Caregiver Corner – Beth
1. What is your relationship to HPP?
My husband was diagnosed with hypophosphatasia (HPP). He was frustrated because he knew there was something more to how he was feeling. After extensive and exhausting research and DNA/Genetic testing, he was officially diagnosed.
2. Who do you support?
First, I do not consider myself a “caregiver”. I may not have been “diagnosed” with HPP; however, my husband and I have been married for 37 years. Therefore, we are partners in this maze.
3. What has been the most rewarding aspect of being a caregiver?
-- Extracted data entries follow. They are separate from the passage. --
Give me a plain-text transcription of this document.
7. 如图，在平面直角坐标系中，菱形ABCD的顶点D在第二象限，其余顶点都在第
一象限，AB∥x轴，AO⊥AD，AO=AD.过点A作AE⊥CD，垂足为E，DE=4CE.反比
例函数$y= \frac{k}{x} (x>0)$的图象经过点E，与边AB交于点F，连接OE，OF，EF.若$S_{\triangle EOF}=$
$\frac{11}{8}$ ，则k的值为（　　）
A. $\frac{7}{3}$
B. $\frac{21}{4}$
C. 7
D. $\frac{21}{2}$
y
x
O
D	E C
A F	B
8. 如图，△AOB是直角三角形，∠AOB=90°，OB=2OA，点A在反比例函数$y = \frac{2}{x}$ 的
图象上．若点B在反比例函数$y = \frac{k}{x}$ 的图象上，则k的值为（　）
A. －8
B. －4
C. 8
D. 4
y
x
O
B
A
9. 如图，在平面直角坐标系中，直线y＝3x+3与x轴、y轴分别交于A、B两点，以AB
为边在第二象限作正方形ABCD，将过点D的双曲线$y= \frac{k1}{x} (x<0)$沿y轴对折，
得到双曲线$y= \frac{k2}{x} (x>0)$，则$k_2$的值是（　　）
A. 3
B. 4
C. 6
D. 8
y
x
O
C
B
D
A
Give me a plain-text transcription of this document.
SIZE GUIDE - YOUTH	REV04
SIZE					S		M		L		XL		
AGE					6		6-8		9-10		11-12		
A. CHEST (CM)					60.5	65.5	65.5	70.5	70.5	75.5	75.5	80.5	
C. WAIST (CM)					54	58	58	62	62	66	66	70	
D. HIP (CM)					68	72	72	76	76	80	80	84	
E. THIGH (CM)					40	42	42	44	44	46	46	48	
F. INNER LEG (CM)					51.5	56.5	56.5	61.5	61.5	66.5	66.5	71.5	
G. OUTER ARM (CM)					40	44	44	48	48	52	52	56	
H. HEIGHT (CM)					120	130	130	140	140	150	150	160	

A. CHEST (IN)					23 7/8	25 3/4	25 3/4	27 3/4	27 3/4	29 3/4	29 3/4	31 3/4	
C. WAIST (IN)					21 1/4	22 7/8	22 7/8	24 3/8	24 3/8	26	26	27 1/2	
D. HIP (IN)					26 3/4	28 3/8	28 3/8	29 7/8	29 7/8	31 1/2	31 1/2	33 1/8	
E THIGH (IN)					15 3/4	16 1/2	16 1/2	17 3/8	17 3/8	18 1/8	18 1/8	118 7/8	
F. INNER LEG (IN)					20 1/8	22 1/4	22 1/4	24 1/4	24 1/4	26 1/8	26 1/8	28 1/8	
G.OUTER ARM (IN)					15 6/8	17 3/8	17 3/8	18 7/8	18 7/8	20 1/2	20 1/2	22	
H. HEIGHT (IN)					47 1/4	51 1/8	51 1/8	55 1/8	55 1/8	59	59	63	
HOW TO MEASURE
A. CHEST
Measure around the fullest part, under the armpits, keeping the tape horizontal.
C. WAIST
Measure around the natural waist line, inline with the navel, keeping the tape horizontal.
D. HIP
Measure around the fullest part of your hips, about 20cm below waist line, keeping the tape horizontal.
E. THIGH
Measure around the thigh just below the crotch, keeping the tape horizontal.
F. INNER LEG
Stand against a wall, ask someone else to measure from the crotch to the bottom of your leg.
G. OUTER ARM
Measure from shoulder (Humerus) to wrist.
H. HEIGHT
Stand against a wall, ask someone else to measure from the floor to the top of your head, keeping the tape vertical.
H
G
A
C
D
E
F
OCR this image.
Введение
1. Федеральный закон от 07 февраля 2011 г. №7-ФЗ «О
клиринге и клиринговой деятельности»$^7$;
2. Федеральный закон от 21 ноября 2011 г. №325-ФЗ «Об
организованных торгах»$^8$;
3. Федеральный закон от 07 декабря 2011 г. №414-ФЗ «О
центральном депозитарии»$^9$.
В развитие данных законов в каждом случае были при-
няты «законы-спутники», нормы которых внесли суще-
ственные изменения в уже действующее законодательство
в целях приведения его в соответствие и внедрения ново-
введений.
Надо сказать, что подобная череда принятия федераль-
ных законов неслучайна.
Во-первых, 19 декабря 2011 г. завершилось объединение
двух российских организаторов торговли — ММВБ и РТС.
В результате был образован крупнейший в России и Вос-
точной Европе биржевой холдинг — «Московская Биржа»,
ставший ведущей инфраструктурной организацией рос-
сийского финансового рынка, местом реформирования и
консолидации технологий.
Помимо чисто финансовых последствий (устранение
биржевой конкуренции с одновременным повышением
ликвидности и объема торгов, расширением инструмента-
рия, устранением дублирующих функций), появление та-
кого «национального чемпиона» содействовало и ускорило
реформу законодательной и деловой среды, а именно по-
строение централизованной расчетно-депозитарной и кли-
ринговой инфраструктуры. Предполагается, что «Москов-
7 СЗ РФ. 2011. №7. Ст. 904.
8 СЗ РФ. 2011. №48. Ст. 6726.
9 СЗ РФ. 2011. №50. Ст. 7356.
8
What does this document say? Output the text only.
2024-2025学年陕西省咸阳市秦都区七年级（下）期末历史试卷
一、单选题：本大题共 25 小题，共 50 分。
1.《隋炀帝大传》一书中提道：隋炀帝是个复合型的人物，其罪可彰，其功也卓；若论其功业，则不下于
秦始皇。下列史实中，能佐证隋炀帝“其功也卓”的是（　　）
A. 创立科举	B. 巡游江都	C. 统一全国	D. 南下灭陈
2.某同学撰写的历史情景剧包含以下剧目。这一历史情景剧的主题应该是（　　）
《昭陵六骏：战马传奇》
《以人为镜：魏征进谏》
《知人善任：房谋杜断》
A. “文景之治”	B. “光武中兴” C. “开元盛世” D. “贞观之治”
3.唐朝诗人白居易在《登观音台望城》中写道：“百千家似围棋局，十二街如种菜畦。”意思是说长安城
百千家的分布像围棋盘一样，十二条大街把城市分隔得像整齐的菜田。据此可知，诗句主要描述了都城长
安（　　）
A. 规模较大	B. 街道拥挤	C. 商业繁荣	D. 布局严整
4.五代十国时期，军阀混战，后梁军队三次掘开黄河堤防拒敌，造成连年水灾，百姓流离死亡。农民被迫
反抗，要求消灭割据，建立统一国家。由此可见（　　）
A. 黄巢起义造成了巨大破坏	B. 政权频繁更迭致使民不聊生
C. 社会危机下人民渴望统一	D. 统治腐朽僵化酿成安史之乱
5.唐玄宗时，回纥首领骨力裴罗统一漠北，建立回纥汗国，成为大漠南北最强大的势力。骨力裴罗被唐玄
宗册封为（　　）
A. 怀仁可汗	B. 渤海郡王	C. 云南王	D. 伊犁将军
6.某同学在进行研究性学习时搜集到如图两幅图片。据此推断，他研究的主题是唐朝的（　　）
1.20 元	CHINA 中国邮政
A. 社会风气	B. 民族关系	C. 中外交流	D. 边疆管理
There are some positives. I do believe we are closer as a married couple. Our communication and trust with each other is stronger compared to most married couples I know.
4. What has been your biggest challenge as a caregiver?
The biggest challenge is knowing when to walk away for five minutes just to get centered. Living and loving someone with HPP is not always easy. It can sometimes be stressful and exhausting.
It can be especially stressful and exhausting when there is an onset of joint or muscle inflammation that is so painful, you cannot relieve their pain. All you can do is end up with them in the emergency room at midnight. Sometimes they are unsteady while walking, have fallen, or have difficulty getting in or out of the chair. This unsteadiness can lead to some anxiety or depression. Now you are both an emotional and physical aide.
5. How do you practice self-care? What resources do you find helpful?
There are two things I do just for myself for self-care. This is when I have “my time”. One is every morning, while my husband is still asleep, I get up, have my coffee, and then get on the treadmill with a virtual treadmill video and my playlist.
The second is to be social outside of my caregiving. You need to be selfish and focus on yourself for at least one hour a week.
If anyone would ask me, I would tell them to find a club or group hobby that gets them away from the house, their caregiving duties, and in the company of other people for at least one hour a week. You would be surprised how that hour or two can regenerate you.
Mine is my weekly workshop with Weight Watchers. The members in my weekly workshop have become close friends. Often, we go out after the workshop for coffee. It is an outlet where I can relax and just enjoy general conversation.
6. Do you have any tips for other caregivers?
There are two resources I find helpful. First, I try to go with Scott to his doctor’s appointments. It is important for us. With all the information that is thrown at you during your doctor’s visits, you are bound to miss something. It is always good to have a second person with you to make sure you are going home completely informed. Second, would be the HPP meetings and support groups. Over the years, the members have also become my friends. I enjoy going to the regional and national meetings. I can honestly say I am always learning something from them.